Rheinau / Hochstätt

Rheinau VR Bank schließt ihre Niederlassung im Casterfeld zum 30. August 2019 / Ärger über Ausbluten der Infrastruktur

„Was haben wir denn noch?“

Die Infrastruktur in den Ortsteilen am Rande des Stadtteils Rheinau bröckelt weiter: Zwei Jahre nach der Schließung der VR Bank-Filiale auf dem Pfingstberg wird das Geldinstitut zum 20. August 2019 seine Niederlassung im Casterfeld schließen. Entsprechende Informationen bestätigte das Unternehmen jetzt.

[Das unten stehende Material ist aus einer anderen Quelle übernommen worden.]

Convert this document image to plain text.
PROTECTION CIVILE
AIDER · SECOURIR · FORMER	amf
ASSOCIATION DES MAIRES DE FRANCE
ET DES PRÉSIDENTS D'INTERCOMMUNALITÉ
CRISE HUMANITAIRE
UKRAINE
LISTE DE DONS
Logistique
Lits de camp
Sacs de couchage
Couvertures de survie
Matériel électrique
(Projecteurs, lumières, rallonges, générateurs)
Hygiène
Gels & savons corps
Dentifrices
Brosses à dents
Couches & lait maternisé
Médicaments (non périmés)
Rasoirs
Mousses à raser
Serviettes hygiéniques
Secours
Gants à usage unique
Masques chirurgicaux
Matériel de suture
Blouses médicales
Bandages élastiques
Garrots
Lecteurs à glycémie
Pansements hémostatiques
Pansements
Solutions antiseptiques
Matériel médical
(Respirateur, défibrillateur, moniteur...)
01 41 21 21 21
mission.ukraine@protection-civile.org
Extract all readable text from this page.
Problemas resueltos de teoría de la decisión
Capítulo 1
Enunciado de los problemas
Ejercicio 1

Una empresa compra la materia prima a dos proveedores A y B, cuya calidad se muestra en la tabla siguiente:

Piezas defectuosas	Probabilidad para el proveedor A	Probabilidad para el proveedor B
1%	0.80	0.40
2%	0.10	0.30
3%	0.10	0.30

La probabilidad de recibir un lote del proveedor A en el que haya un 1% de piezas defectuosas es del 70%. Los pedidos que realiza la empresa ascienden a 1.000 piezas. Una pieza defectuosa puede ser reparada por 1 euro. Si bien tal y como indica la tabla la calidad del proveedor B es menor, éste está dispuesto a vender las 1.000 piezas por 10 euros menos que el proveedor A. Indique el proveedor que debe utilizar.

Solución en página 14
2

„Als Genossenschaftsbank sind wir zur Wahrung unserer Mitglieder verpflichtet, unsere Standorte regelmäßig mit Blick auf Kundenfrequenz und Wirtschaftlichkeit zu prüfen“, erläutert VR-Bank-Pressesprecher Thomas Glessner dem „MM“: „Leider sinkt die Zahl der Kundenbesuche nicht zuletzt auf Grund des digitalen Nutzungsverhaltens seit Jahren kontinuierlich.“

Ausbau der Filiale Kern-Rheinau

Wichtig ist Glessner jedoch die Botschaft, dass die Kunden auch künftig nicht ohne Service bleiben. Die Kundenberatung könne in den Niederlassungen in Kern-Rheinau, aber auch in Seckenheim und Neckarau erfolgen. Die Mitarbeiter der Casterfelder Filiale würden dort eingesetzt. Die Filiale in der Schwabenheimer Straße 1, also am Rheinauer Marktplatz, werde ab Frühjahr 2019 modernisiert und weiter ausgebaut.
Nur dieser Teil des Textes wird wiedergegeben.